One Nation's Stuart Bonds has not ruled out a miracle victory over Labor frontbencher Joel Fitzgibbon in the Hunter electorate ... and neither has Joel Fitzgibbon.
"We tore the absolute heart out of the Labor party," a triumphant Mr Bonds said on Monday as he waited to see if postal and other votes would hand him the formerly very safe ALP seat.
With 77 per cent of the vote counted, Mr Fitzgibbon was leading Nationals candidate Josh Angus on Monday night by a margin of 2.5 per cent and on track to retain the seat he inherited from his father, Eric, in 1996.
Mr Bonds had 21.87 per cent of the primary vote, One Nation's best result in Australia, narrowly trailing Mr Angus (23.86 per cent) as Mr Fitzgibbon's (37.64 per cent) main challenger.
Returns from pre-poll centres at Edgeworth and East Maitland were outstanding, plus 11,000 postal, declaration, absentee and provisional votes.
If these put the Singleton mine worker in front of Mr Angus, he could pick up more preferences from the Nationals and minor parties and put Mr Fitzgibbon's lead under threat.
Mr Fitzgibbon said it was "highly unlikely" Mr Bonds could unseat him, but he did not rule it out.
"More preferences could flow from the Nationals to him if he gets in front," he said.
Support for Mr Fitzgibbon at polling booths in his home town of Cessnock, where he once played rugby league for the Goannas, fell from more than 60 per cent in 2016 to 41 per cent on Saturday.
Mr Bonds, a CFMEU member who campaigned against what he regards as Labor's threat to mining jobs, said he still gave himself a chance.
"I've played plenty of footy games where I've won after the final whistle," he said.
Mr Bonds, who said he would run for One Nation again in the Hunter, is shaping as a potential rock star for the party after convincing Labor voters to jump ship.
"The party is extremely pleased," he said. "They're proud of me because my whole objective was to put the Hunter in the news.

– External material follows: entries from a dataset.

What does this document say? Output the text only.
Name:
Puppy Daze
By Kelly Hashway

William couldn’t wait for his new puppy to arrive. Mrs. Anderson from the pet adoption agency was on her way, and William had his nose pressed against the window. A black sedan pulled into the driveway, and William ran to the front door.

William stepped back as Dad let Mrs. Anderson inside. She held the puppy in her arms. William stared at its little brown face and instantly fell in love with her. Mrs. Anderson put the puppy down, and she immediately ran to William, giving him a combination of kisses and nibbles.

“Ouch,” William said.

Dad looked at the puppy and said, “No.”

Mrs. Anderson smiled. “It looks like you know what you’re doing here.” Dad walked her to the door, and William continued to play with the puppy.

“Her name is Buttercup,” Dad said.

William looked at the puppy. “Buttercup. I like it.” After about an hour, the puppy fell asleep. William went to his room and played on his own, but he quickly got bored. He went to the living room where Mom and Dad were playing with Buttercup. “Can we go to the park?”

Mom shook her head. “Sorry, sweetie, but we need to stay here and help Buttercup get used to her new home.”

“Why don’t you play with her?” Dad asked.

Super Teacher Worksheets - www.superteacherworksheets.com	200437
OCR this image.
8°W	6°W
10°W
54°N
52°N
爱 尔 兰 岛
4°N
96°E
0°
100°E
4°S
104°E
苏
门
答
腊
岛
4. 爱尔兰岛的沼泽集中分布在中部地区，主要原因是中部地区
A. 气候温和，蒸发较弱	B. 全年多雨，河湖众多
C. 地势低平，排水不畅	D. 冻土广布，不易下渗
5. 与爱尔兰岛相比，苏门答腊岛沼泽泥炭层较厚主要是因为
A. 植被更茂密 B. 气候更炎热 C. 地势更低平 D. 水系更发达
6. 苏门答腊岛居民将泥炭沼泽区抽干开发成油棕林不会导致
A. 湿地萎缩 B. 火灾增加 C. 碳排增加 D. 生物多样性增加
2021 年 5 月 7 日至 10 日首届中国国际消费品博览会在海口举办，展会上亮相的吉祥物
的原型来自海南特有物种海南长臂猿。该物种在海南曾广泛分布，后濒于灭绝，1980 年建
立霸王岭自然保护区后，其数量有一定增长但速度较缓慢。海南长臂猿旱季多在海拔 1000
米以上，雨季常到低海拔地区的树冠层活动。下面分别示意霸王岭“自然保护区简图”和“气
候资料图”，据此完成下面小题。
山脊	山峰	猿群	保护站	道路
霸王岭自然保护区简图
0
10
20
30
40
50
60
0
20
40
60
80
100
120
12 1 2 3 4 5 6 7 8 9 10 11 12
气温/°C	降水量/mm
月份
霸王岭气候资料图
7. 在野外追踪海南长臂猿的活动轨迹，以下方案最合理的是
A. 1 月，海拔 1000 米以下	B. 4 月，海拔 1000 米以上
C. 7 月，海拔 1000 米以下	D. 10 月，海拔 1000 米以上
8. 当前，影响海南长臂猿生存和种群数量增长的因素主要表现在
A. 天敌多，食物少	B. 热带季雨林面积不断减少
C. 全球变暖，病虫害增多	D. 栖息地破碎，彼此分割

"I told them that when I ran ... I want to make this at least a marginal seat, and I want people to pay attention to the people of the Hunter."

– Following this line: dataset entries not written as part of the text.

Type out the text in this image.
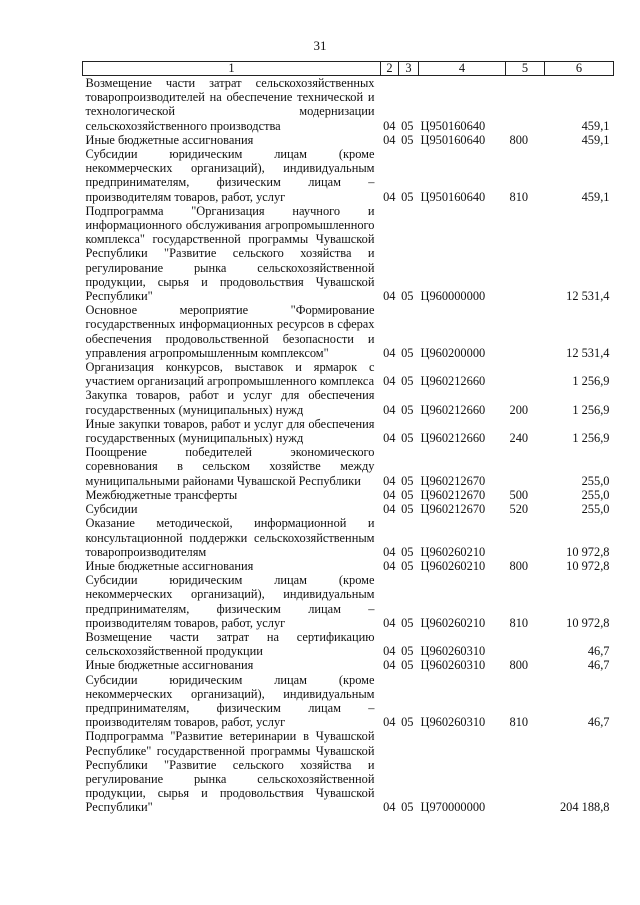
31
1	2	3	4	5	6
Возмещение части затрат сельскохозяйственных товаропроизводителей на обеспечение технической и технологической модернизации сельскохозяйственного производства	04	05	Ц950160640		459,1
Иные бюджетные ассигнования	04	05	Ц950160640	800	459,1
Субсидии юридическим лицам (кроме некоммерческих организаций), индивидуальным предпринимателям, физическим лицам – производителям товаров, работ, услуг	04	05	Ц950160640	810	459,1
Подпрограмма "Организация научного и информационного обслуживания агропромышленного комплекса" государственной программы Чувашской Республики "Развитие сельского хозяйства и регулирование рынка сельскохозяйственной продукции, сырья и продовольствия Чувашской Республики"	04	05	Ц960000000		12 531,4
Основное мероприятие "Формирование государственных информационных ресурсов в сферах обеспечения продовольственной безопасности и управления агропромышленным комплексом"	04	05	Ц960200000		12 531,4
Организация конкурсов, выставок и ярмарок с участием организаций агропромышленного комплекса	04	05	Ц960212660		1 256,9
Закупка товаров, работ и услуг для обеспечения государственных (муниципальных) нужд	04	05	Ц960212660	200	1 256,9
Иные закупки товаров, работ и услуг для обеспечения государственных (муниципальных) нужд	04	05	Ц960212660	240	1 256,9
Поощрение победителей экономического соревнования в сельском хозяйстве между муниципальными районами Чувашской Республики	04	05	Ц960212670		255,0
Межбюджетные трансферты	04	05	Ц960212670	500	255,0
Субсидии	04	05	Ц960212670	520	255,0
Оказание методической, информационной и консультационной поддержки сельскохозяйственным товаропроизводителям	04	05	Ц960260210		10 972,8
Иные бюджетные ассигнования	04	05	Ц960260210	800	10 972,8
Субсидии юридическим лицам (кроме некоммерческих организаций), индивидуальным предпринимателям, физическим лицам – производителям товаров, работ, услуг	04	05	Ц960260210	810	10 972,8
Возмещение части затрат на сертификацию сельскохозяйственной продукции	04	05	Ц960260310		46,7
Иные бюджетные ассигнования	04	05	Ц960260310	800	46,7
Субсидии юридическим лицам (кроме некоммерческих организаций), индивидуальным предпринимателям, физическим лицам – производителям товаров, работ, услуг	04	05	Ц960260310	810	46,7
Подпрограмма "Развитие ветеринарии в Чувашской Республике" государственной программы Чувашской Республики "Развитие сельского хозяйства и регулирование рынка сельскохозяйственной продукции, сырья и продовольствия Чувашской Республики"	04	05	Ц970000000		204 188,8
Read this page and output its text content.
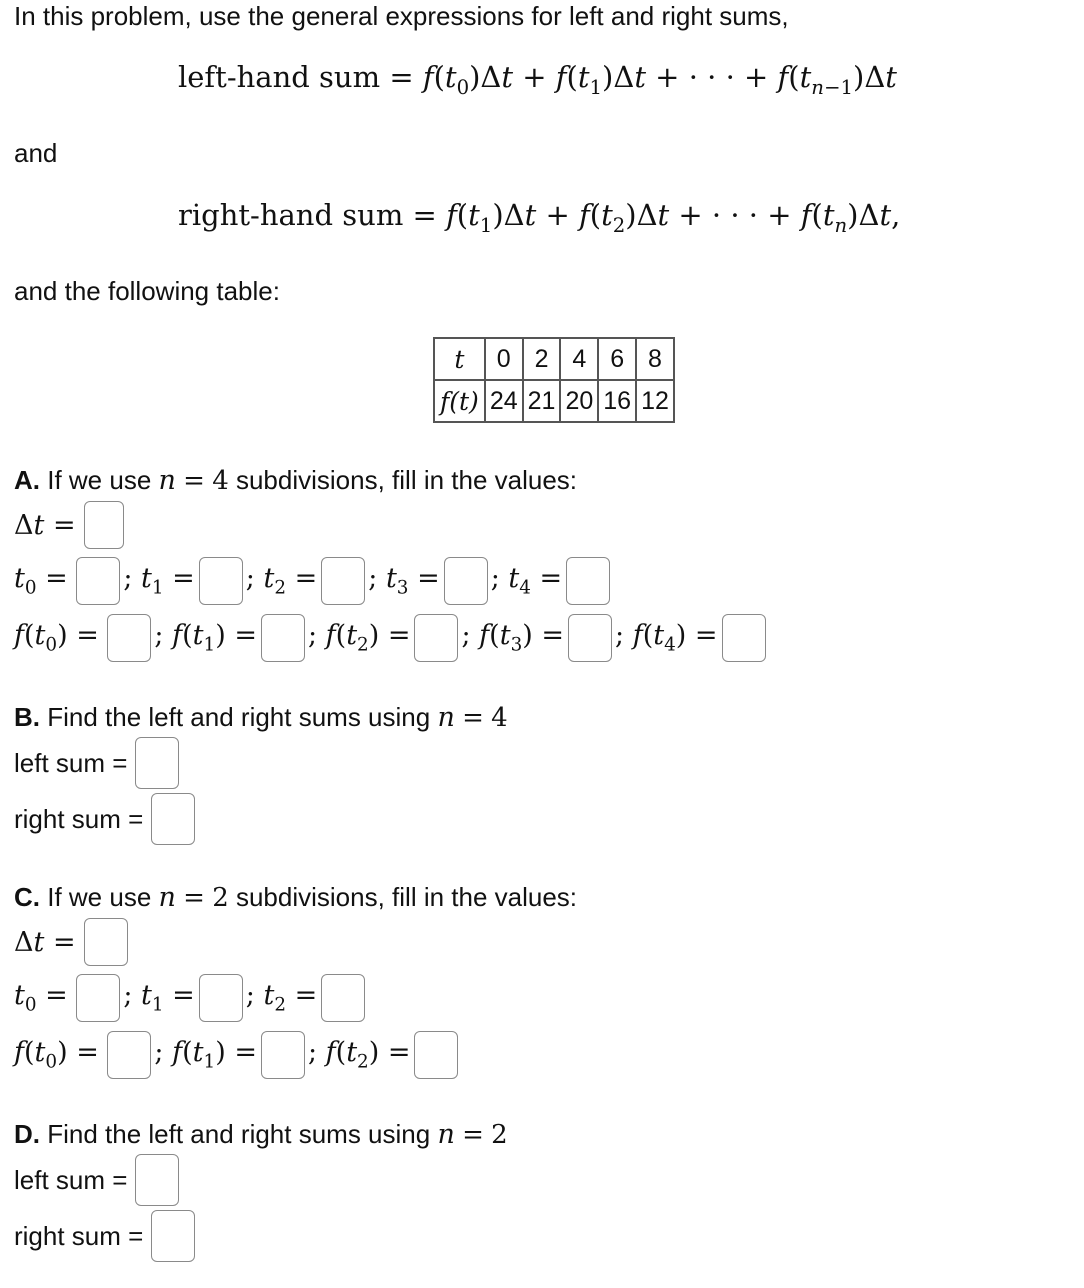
In this problem, use the general expressions for left and right sums,
left-hand sum = $f(t_0)\Delta t + f(t_1)\Delta t$ + · · · + $f(t_{n-1})\Delta t$
and
right-hand sum = $f(t_1)\Delta t + f(t_2)\Delta t$ + · · · + $f(t_n)\Delta t$,
and the following table:
t	0	2	4	6	8
f(t)	24	21	20	16	12
A. If we use n = 4 subdivisions, fill in the values:
Δt =
$t_0$ = ; $t_1$ = ; $t_2$ = ; $t_3$ = ; $t_4$ =
$f(t_0)$ = ; $f(t_1)$ = ; $f(t_2)$ = ; $f(t_3)$ = ; $f(t_4)$ =
B. Find the left and right sums using n = 4
left sum =

right sum =

C. If we use n = 2 subdivisions, fill in the values:
Δt =
$t_0$ = ; $t_1$ = ; $t_2$ =
$f(t_0)$ = ; $f(t_1)$ = ; $f(t_2)$ =
D. Find the left and right sums using n = 2
left sum =

right sum =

He also tapped into what he saw as voter resentment about what the region had received in return for mining royalties and union fees.

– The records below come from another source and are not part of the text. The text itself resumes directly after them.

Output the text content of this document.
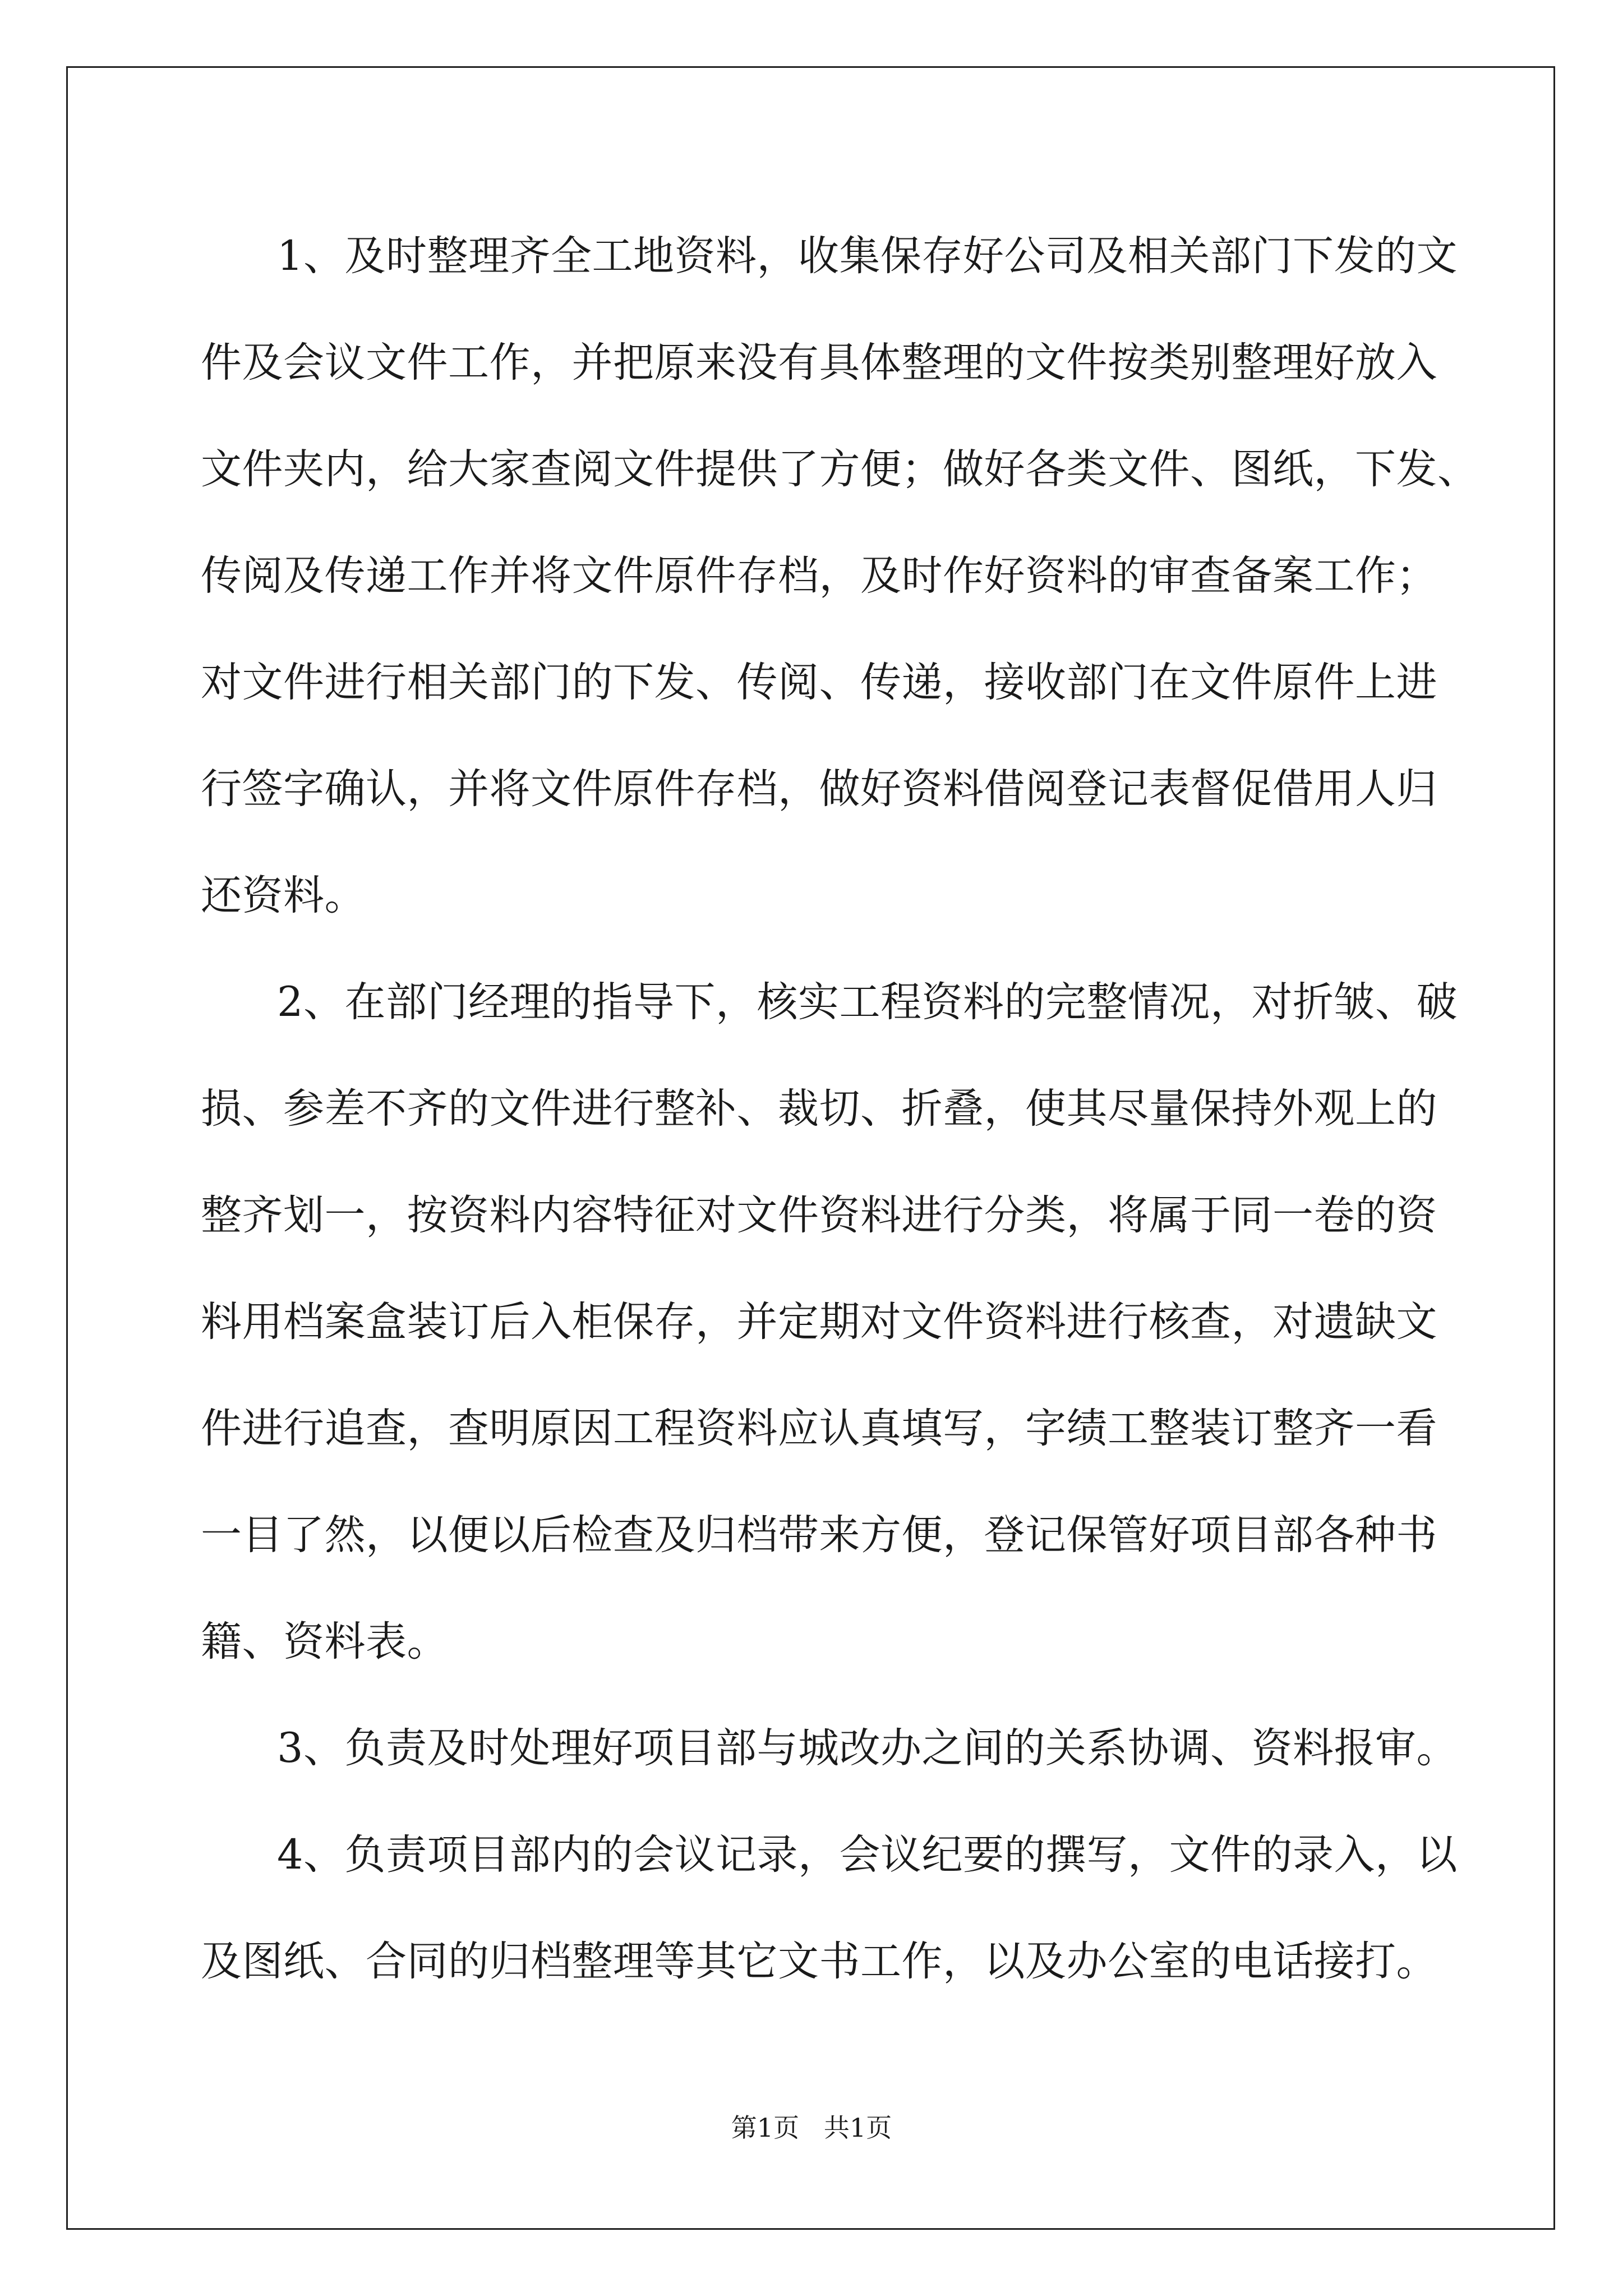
1、及时整理齐全工地资料，收集保存好公司及相关部门下发的文
件及会议文件工作，并把原来没有具体整理的文件按类别整理好放入
文件夹内，给大家查阅文件提供了方便；做好各类文件、图纸，下发、
传阅及传递工作并将文件原件存档，及时作好资料的审查备案工作；
对文件进行相关部门的下发、传阅、传递，接收部门在文件原件上进
行签字确认，并将文件原件存档，做好资料借阅登记表督促借用人归
还资料。
2、在部门经理的指导下，核实工程资料的完整情况，对折皱、破
损、参差不齐的文件进行整补、裁切、折叠，使其尽量保持外观上的
整齐划一，按资料内容特征对文件资料进行分类，将属于同一卷的资
料用档案盒装订后入柜保存，并定期对文件资料进行核查，对遗缺文
件进行追查，查明原因工程资料应认真填写，字绩工整装订整齐一看
一目了然，以便以后检查及归档带来方便，登记保管好项目部各种书
籍、资料表。
3、负责及时处理好项目部与城改办之间的关系协调、资料报审。
4、负责项目部内的会议记录，会议纪要的撰写，文件的录入，以
及图纸、合同的归档整理等其它文书工作，以及办公室的电话接打。
第1页   共1页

"The Hunter has helped create the Labor party. We have spent our union dues and backed the Labor party in this seat for 90 years, and the moment that coal looks like it's become unpopular they turn their back on us.
"That was a fundamental error, and it's cost them the election. When it comes down to preferences, there's a very outside chance they could lose this seat."
"I think the union's got to have a good, hard look at itself ... there's a huge amount of dissatisfaction inside the rank and file about the way they've been acting, so there's going to be some fallout from this."
Mr Bonds won 28 per cent of the vote in booths in Muswellbrook, Greta and Singleton, 26 per cent at Rutherford, West Wallsend and Barnsley, 25 per cent at Wyee and 24 per cent in Cessnock.